The tunicae, or walls, of blood vessels are made of three layers: an inner (intima), middle (media), and outer (adventitia) layer. Lam’s team specifically looked at the tunica adventitia because of its crucial role as structural support to prevent rupture under high pressure.

“In surgery, during endarterectomies, surgeons can strip the vessel of all the intima and most of the media, leaving the adventitia as the main strength layer to hold suture and close the vessel,” according to the team’s research paper, which was published in Scientific Reports in February 2018. “It is well known that the collagen content in the vessel wall is the main strength of the blood vessels.”

While previous vascular grafts using fibroblast cells have required a significant maturation period to reach full strength, Lam’s team found a new method, in which it assembled rings of vascular tissue around a center post to create a tubular structure to formulate fibroblast stacks. The rings were then supplemented with collagen gel, and the team also added other factors such as ascorbic acid to stimulate additional collagen production.

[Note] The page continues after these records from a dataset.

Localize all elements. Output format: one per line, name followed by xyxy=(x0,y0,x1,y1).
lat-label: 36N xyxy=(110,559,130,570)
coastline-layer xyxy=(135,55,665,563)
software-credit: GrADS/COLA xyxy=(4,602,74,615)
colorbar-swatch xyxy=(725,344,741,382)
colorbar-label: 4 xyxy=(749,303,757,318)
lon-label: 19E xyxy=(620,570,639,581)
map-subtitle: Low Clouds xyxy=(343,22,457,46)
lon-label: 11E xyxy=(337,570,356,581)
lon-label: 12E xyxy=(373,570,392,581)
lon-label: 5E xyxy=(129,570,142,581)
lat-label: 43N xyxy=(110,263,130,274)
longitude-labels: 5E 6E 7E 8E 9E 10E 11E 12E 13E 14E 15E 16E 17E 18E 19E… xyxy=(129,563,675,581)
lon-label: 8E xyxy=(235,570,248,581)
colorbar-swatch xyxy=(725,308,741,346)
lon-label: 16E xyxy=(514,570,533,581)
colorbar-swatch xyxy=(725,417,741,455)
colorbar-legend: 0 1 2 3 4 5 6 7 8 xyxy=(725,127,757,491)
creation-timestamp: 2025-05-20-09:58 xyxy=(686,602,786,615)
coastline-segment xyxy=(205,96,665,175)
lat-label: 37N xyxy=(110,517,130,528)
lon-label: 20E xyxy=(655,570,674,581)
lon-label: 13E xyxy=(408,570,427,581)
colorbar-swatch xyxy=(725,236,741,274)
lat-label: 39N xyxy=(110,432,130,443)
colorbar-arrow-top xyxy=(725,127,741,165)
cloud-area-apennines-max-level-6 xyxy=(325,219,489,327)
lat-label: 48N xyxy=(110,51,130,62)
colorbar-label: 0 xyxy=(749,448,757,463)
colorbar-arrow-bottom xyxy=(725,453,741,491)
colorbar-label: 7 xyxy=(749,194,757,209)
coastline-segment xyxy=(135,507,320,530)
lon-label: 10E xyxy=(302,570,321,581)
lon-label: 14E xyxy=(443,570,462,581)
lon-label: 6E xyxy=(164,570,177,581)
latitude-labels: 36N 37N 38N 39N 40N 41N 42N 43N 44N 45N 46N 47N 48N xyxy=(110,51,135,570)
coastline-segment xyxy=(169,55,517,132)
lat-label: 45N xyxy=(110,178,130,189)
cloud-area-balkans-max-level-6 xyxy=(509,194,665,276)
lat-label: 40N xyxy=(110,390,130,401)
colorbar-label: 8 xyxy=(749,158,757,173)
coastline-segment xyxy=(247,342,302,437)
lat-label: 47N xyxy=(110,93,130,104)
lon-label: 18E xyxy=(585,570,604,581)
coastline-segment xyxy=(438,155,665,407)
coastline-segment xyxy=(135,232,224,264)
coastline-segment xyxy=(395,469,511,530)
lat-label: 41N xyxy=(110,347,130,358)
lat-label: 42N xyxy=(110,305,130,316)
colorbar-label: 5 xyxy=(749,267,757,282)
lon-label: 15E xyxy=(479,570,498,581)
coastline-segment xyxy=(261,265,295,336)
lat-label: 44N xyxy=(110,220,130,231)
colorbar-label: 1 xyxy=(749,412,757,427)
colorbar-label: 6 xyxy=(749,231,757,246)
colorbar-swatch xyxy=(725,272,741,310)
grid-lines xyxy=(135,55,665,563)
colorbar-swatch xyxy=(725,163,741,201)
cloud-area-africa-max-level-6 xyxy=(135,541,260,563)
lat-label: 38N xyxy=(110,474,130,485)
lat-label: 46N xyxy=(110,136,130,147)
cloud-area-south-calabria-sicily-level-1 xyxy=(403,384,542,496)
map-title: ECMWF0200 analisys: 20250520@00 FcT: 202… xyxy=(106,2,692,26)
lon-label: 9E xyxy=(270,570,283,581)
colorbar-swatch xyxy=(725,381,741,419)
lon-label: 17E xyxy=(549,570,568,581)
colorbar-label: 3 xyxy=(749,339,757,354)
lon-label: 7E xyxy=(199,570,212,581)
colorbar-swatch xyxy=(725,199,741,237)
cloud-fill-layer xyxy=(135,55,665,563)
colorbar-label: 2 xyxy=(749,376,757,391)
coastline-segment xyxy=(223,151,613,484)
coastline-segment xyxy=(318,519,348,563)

The group found an optimal combination for tensile strength and fiber maturity in less time than most prior research. Subsequent studies will focus on methods to achieve a level of strength closer to that of native adventitia as well as an improved immune response.

“For the millions of patients undergoing bypass surgery annually, limited availability of patient vessels for self-donation is the greatest issue,” says Lam. “With further development, engineered vessels such as these could fill this need and be used as viable grafts.”

Collagen is the most abundant protein in our bodies and is found in our muscles, bones, skin, blood vessels, digestive systems, and tendons. It is also used in a range of products including cosmetics and vitamin supplements. Its strength, elasticity, availability, and biocompatibility make collagen useful in biomaterials and regenerative medicine applications.